Zufrieden grinste er in sich hinein. Sein Blick glitt erneut hinaus aus dem Fenster, erblickte die nächste Villa und katapultierte ihn zurück in ihren vorherigen Tagtraum voller Reichtum, Protz und viel nackter Haut.
Nachdem sie genug von der Wohngegend der Schönen und Reichen gesehen hatten, fuhren sie zum Rodeo Drive, wo sie den Wagen in einem Parkhaus abstellten, um die teuerste Einkaufsstraße der Welt zu Fuß abzugehen. Hier tummelten sich die Touristen, die Straße wimmelte wie ein Ameisenhaufen. Doch etwas kaufen taten die wenigsten. 'Nur schauen, nicht anfassen' wurde hier großgeschrieben, denn kaum einer konnte sich leisten, was in den überteuerten Läden angeboten wurde, in welchen dem Ottonormalverbraucher in manch einem nicht einmal der Zutritt gewährt wurde, wenn er nicht wohlhabend genug aussah.
Louis hasste diese verkopfte, abgefuckte Welt.
Er hatte genug gesehen von diesem überheblichen Lebensstil, weswegen er Harry vorschlug, etwas außerhalb zu Mittag zu essen - wo es zudem auch kein halbes Vermögen kosten würde, um ihren Hunger zu stillen -, bevor sie im Anschluss doch noch einmal in die Hollywood-Welt eintauchen würden.
"Endlich mal wieder eine schön fettige Pizza", schmachtete Louis, nachdem er den großen Teller vor sich auf dem Tisch stehen hatte und nahm einen Schluck von seiner Cola. Sie saßen in einer Sitznische in einem Domino's und Louis' Magen grummelte so laut, dass er damit beinahe das Gespräch der jungen Famili am Nebentisch übertönen könnte.
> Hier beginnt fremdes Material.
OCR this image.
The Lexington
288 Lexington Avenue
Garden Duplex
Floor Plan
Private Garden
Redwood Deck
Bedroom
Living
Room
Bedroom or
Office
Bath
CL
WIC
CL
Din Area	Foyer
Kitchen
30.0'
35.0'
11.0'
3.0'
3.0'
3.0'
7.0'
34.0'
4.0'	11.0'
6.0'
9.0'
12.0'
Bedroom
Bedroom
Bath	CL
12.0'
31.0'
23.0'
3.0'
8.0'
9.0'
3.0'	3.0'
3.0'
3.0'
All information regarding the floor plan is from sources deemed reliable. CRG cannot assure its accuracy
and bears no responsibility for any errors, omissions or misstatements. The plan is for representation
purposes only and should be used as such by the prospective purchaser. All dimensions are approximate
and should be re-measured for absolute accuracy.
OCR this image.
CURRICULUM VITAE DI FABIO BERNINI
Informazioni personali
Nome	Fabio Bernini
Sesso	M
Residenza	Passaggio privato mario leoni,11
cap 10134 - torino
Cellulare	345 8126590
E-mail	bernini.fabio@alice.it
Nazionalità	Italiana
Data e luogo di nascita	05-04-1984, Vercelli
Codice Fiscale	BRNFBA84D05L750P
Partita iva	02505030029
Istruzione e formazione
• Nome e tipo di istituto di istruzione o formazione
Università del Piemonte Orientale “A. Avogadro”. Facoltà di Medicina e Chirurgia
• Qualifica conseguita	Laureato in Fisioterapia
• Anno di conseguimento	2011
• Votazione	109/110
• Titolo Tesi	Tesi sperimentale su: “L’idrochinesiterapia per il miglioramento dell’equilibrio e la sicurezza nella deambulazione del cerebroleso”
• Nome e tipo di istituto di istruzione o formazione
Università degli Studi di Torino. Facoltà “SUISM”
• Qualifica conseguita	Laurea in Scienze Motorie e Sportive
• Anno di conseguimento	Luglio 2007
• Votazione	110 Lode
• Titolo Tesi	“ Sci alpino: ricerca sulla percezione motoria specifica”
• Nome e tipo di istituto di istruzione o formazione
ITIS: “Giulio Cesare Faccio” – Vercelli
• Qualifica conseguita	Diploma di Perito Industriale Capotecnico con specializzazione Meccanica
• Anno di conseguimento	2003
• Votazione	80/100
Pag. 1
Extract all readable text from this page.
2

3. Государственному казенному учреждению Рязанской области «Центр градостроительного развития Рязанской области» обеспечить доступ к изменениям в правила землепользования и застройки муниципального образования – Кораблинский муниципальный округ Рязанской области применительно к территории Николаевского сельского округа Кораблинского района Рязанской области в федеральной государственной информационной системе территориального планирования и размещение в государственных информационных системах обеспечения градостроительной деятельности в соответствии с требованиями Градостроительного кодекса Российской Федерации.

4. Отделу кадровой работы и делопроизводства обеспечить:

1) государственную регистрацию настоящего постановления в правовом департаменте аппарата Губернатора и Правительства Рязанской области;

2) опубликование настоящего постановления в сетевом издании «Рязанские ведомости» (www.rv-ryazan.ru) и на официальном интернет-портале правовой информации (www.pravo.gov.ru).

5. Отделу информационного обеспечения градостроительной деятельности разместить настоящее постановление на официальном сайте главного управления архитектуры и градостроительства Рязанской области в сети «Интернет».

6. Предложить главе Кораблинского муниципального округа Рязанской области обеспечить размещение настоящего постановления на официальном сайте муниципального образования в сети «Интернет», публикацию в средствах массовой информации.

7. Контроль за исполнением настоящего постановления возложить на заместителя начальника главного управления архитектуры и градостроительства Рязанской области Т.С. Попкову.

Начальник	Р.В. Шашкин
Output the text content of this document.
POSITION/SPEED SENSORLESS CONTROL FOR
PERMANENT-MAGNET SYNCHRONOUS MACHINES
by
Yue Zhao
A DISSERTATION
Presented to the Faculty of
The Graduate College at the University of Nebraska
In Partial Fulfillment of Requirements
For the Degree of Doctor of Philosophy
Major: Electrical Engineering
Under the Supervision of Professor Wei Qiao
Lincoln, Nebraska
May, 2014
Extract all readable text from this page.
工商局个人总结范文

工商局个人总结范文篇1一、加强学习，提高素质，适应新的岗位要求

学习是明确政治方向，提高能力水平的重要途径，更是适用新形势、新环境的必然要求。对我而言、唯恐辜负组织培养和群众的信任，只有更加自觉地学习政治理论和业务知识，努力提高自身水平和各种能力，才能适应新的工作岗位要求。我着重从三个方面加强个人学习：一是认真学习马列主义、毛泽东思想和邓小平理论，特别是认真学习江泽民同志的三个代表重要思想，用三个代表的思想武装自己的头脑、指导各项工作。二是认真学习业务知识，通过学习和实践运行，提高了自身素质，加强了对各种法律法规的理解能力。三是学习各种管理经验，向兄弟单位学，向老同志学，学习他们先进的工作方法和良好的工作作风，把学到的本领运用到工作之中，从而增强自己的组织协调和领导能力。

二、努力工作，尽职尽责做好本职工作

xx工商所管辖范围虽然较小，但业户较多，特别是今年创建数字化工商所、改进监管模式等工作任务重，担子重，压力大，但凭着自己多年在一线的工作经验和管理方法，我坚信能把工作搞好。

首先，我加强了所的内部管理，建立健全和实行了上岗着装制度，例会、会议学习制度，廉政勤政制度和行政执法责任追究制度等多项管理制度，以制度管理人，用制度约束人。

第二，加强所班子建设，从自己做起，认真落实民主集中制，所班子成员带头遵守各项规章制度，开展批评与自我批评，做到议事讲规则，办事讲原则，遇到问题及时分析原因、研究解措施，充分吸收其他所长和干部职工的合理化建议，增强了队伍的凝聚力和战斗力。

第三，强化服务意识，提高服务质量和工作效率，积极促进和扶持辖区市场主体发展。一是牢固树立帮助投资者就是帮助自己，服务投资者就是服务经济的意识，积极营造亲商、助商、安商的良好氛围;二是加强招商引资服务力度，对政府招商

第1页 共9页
"Huh. Ich habe gar nicht gemerkt, dass ich den Grizzlybären wieder aufgesammelt habe. Ich dachte eigentlich, den hätte ich vor ein paar Tagen an der Straße ausgesetzt." "Witzig, Curly." Louis streckte ihm die Zunge heraus und machte sich keine Sekunde später über das erste Stück seiner Pizza her.
Schmunzelnd beobachtete Harry ihn einen Moment, ließ den Anblick des Mannes, der seit zwei Jahren sein Herz zum schneller schlagen brachte, auf sich wirken und lachte leicht, als der Wuschelkopf mit ausgestreckter Zunge versuchte, die herunterhängenden Fäden des Käses einzufangen. Kopfschüttelnd verharrte er noch kurz auf seinen glänzenden Lippen, ehe auch er zu essen begann.
"Erzähl mir noch ein bisschen von deinen Geschwistern." Harry tupfte sich die fettigen Lippen an einer Serviette ab und trank den letzten Schluck seiner Sprite, seine Aufmerksam lag jedoch nach wie vor auf Louis, dessen Blick sich nun mit seinen kreuzte. Er schien zu zögern, Harry sah es ihm an, doch er lächelte freundlich und nickte.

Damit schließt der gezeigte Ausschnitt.